If, for example, Washington could button down a big tax-cut package
by spring, and make the tax cuts retroactive to January 1, then
the IRS will immediately lower withholding rates, and after-tax
take-home pay for work and investment purposes would rise immediately.
The full effect of monetary stimulus, however, will take at least
six months, and might even extend to 18 months, depending how quickly
the Fed expands the monetary base and persuades people not to defer
spending decisions until lower financing costs kick in.
Remember, inflation is defined as too much money chasing too few
goods a process that devalues the currency and taxes the
buying power of money. If high marginal tax rates depress the output
of goods, and the Fed floods the economy with new money, we will
be left with the same stagflation that occurred in the 1970s when
liberal Keynesian thinkers in both political parties were dominant.
If, on the other hand, lower tax rates are implemented at the same
time the Fed loosens money, then individuals will have the necessary
liquidity to put new economic incentives to work. More rapid growth
will absorb the money supply and non-inflationary prosperity will
resume. Lower tax rates to stimulate growth and greater liquidity
to prevent deflation is exactly the right policy mix.
If Mr. Bush is of a mind to adjust his tax plan, he should include
a drop in the corporate tax rate, which will allow business to produce
and invest at a greater pace. But any shrinkage of the tax plan
will have serious economic and political consequences. Too clever-by-one
ideas, such as dropping the bottom rate from 15% to 10% this year
and deferring to next year the top-rate reduction to 33% from 40%,
would be an economic and political defeat of the first rank.

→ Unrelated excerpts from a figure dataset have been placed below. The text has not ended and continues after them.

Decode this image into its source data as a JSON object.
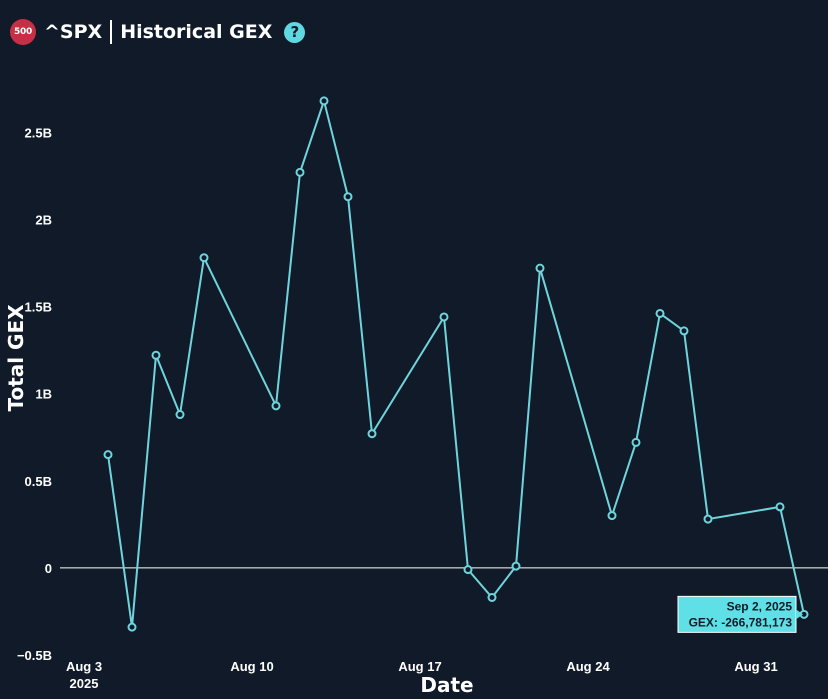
{
  "header": {
    "badge_text": "500",
    "ticker": "^SPX",
    "title": "Historical GEX",
    "help_symbol": "?"
  },
  "colors": {
    "background": "#101a28",
    "line": "#6fd4dc",
    "badge": "#c62f45",
    "help_icon": "#5fd8e2",
    "tooltip_bg": "#5fe0e6",
    "zero_line": "#ffffff"
  },
  "icons": {
    "badge": "spx-500-badge",
    "help": "question-mark-icon"
  },
  "chart_data": {
    "type": "line",
    "title": "^SPX | Historical GEX",
    "xlabel": "Date",
    "ylabel": "Total GEX",
    "x_ticks": [
      {
        "date": "2025-08-03",
        "label": "Aug 3",
        "sublabel": "2025"
      },
      {
        "date": "2025-08-10",
        "label": "Aug 10",
        "sublabel": ""
      },
      {
        "date": "2025-08-17",
        "label": "Aug 17",
        "sublabel": ""
      },
      {
        "date": "2025-08-24",
        "label": "Aug 24",
        "sublabel": ""
      },
      {
        "date": "2025-08-31",
        "label": "Aug 31",
        "sublabel": ""
      }
    ],
    "y_ticks": [
      {
        "value": -500000000,
        "label": "−0.5B"
      },
      {
        "value": 0,
        "label": "0"
      },
      {
        "value": 500000000,
        "label": "0.5B"
      },
      {
        "value": 1000000000,
        "label": "1B"
      },
      {
        "value": 1500000000,
        "label": "1.5B"
      },
      {
        "value": 2000000000,
        "label": "2B"
      },
      {
        "value": 2500000000,
        "label": "2.5B"
      }
    ],
    "xlim": [
      "2025-08-02",
      "2025-09-03"
    ],
    "ylim": [
      -500000000,
      2800000000
    ],
    "grid": false,
    "zero_line": true,
    "series": [
      {
        "points": [
          {
            "date": "2025-08-04",
            "value": 650000000
          },
          {
            "date": "2025-08-05",
            "value": -340000000
          },
          {
            "date": "2025-08-06",
            "value": 1220000000
          },
          {
            "date": "2025-08-07",
            "value": 880000000
          },
          {
            "date": "2025-08-08",
            "value": 1780000000
          },
          {
            "date": "2025-08-11",
            "value": 930000000
          },
          {
            "date": "2025-08-12",
            "value": 2270000000
          },
          {
            "date": "2025-08-13",
            "value": 2680000000
          },
          {
            "date": "2025-08-14",
            "value": 2130000000
          },
          {
            "date": "2025-08-15",
            "value": 770000000
          },
          {
            "date": "2025-08-18",
            "value": 1440000000
          },
          {
            "date": "2025-08-19",
            "value": -10000000
          },
          {
            "date": "2025-08-20",
            "value": -170000000
          },
          {
            "date": "2025-08-21",
            "value": 10000000
          },
          {
            "date": "2025-08-22",
            "value": 1720000000
          },
          {
            "date": "2025-08-25",
            "value": 300000000
          },
          {
            "date": "2025-08-26",
            "value": 720000000
          },
          {
            "date": "2025-08-27",
            "value": 1460000000
          },
          {
            "date": "2025-08-28",
            "value": 1360000000
          },
          {
            "date": "2025-08-29",
            "value": 280000000
          },
          {
            "date": "2025-09-01",
            "value": 350000000
          },
          {
            "date": "2025-09-02",
            "value": -266781173
          }
        ]
      }
    ],
    "tooltip": {
      "date_label": "Sep 2, 2025",
      "value_label": "GEX: -266,781,173",
      "point_date": "2025-09-02",
      "point_value": -266781173
    }
  }
}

So far, Bush has held firm on his tax plan. And key Democrats such
as Richard Gephardt are now moving in his direction. The political
force is with Bush. He carried three-fifths of the states and 78%
of the counties in the recent election, thereby giving him more
political clout in Congress than nearly all political observers
recognize. If Bush stands tall in the saddle in the next few weeks
and months, he will not only revive the economy, but he will also
lay the groundwork for a huge Republican sweep in 2002 and 2004.